We have an insect that is resting on a vertex of a square at each point of time $t=0,1,2..$. The vertices are labelled from 1 to 4. 1 is given to the lower left vertex, 3 to the upper left vertex, 2 to the lower right vertex and 4 to the upper right vertex. At every point in time $t=0,1,2,...$ the insect makes a jump. If possible he jumps to the right, otherwise he'll jump to one of the two neighboring vertices, with equal probability. We use $X_t$ to denote the vertex the insect rests on at time $t$. So $X_t \in \{1,2,3,4\}$. Then $\{X_t | t=0,1,2...\}$ is a Markov chain with the following transition matrix:
$$\begin{pmatrix}0 & 1 & 0 & 0 \\ 0.5 & 0 & 0 & 0.5 \\ 0 & 0 & 0 & 1 \\ 0 & 0.5 & 0.5 & 0 \end{pmatrix} $$
Now we also assume that the insect has the option to stay on a certain vertex. If the insect stays on a vertex $i$, then there is a payoff of \$1 (for every $i$) and if he jumps, there is a payoff of $i-2 (1 \leq i \leq 4)$
So for this problem, we have that $S = \{ 1,2,3,4 \}$ (set of states). We have two elements in our action set, we denote "the insect stays" with 1, and "the insect jumps" with 2, so we have $A(i) = \{1,2\}$ where $ 1 \leq i \leq 4 $. For our payoff we have $r(1) = 1$ and $r(2) = i-2$.
We then denote $p_{11}(1)$ to mean the probability that an insect who chooses action 1 will go from vertex 1 to vertex 1. We get the following:
$ p_{11}(1) = p_{22}(1) = p_{33}(1) = p_{44}(1) = 1$, all other $p_{ij}(1) = 0$ where $ 1 \leq i,j \leq 4$.

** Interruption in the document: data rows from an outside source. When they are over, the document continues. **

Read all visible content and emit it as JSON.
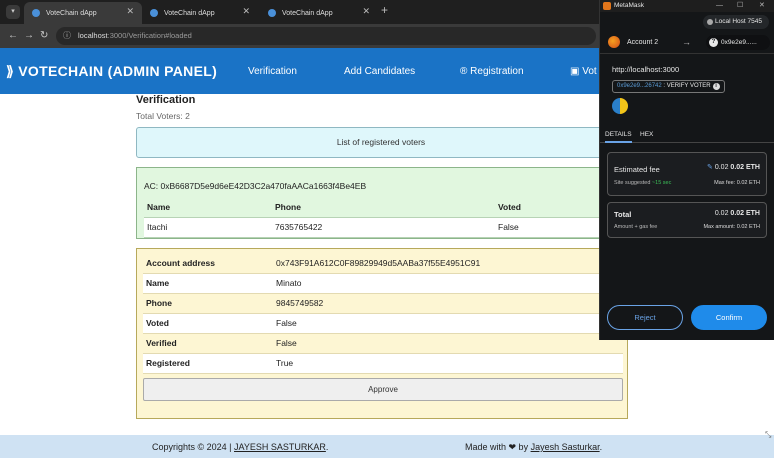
{
  "browser": {
    "tabs": [
      {
        "title": "VoteChain dApp",
        "active": true
      },
      {
        "title": "VoteChain dApp",
        "active": false
      },
      {
        "title": "VoteChain dApp",
        "active": false
      }
    ],
    "url_host": "localhost",
    "url_path": ":3000/Verification#loaded"
  },
  "app": {
    "brand": "VOTECHAIN (ADMIN PANEL)",
    "nav": [
      "Verification",
      "Add Candidates",
      "Registration",
      "Vot"
    ],
    "page_title": "Verification",
    "total_voters": "Total Voters: 2",
    "list_banner": "List of registered voters",
    "voter": {
      "ac_line": "AC: 0xB6687D5e9d6eE42D3C2a470faAACa1663f4Be4EB",
      "headers": [
        "Name",
        "Phone",
        "Voted"
      ],
      "row": [
        "Itachi",
        "7635765422",
        "False"
      ]
    },
    "detail": {
      "rows": [
        {
          "key": "Account address",
          "value": "0x743F91A612C0F89829949d5AABa37f55E4951C91"
        },
        {
          "key": "Name",
          "value": "Minato"
        },
        {
          "key": "Phone",
          "value": "9845749582"
        },
        {
          "key": "Voted",
          "value": "False"
        },
        {
          "key": "Verified",
          "value": "False"
        },
        {
          "key": "Registered",
          "value": "True"
        }
      ],
      "approve_label": "Approve"
    },
    "footer_left_prefix": "Copyrights © 2024 | ",
    "footer_left_name": "JAYESH SASTURKAR",
    "footer_left_suffix": ".",
    "footer_right_prefix": "Made with ❤ by ",
    "footer_right_name": "Jayesh Sasturkar",
    "footer_right_suffix": "."
  },
  "metamask": {
    "window_title": "MetaMask",
    "network": "Local Host 7545",
    "account_name": "Account 2",
    "to_address": "0x9e2e9......",
    "origin": "http://localhost:3000",
    "method_addr": "0x9e2e9...26742",
    "method_name": " : VERIFY VOTER",
    "tab_details": "DETAILS",
    "tab_hex": "HEX",
    "est_fee_label": "Estimated fee",
    "est_fee_value": "0.02",
    "est_fee_value_bold": "0.02 ETH",
    "site_suggested": "Site suggested",
    "site_time": " ~15 sec",
    "max_fee": "Max fee:  0.02 ETH",
    "total_label": "Total",
    "total_value": "0.02",
    "total_value_bold": "0.02 ETH",
    "amount_gas": "Amount + gas fee",
    "max_amount": "Max amount:  0.02 ETH",
    "reject_label": "Reject",
    "confirm_label": "Confirm"
  }
}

$p_{11}(2) = 0, p_{12}(2) = 1, p_{13}(2) = p_{14}(2) = 0; p_{21}(2) = 0.5, p_{22}(2) = p_{23}(2) = 0, p_{24}(2) = 0.5; p_{31}(2) = p_{32}(2) = p_{33}(2) = 0, p_{34}(2) =1; p_{41}(2) = 0, p_{42}(2) = p_{43}(2) = 0.5, p_{44}(2) = 0$$
So I understand this and the idea of it, but I'm just wondering how one would use this in practice? Let's say I want to ask - Over an infinite amount of time, what would the optimal strategy of this insect be?
How would I use this model to answer questions like that?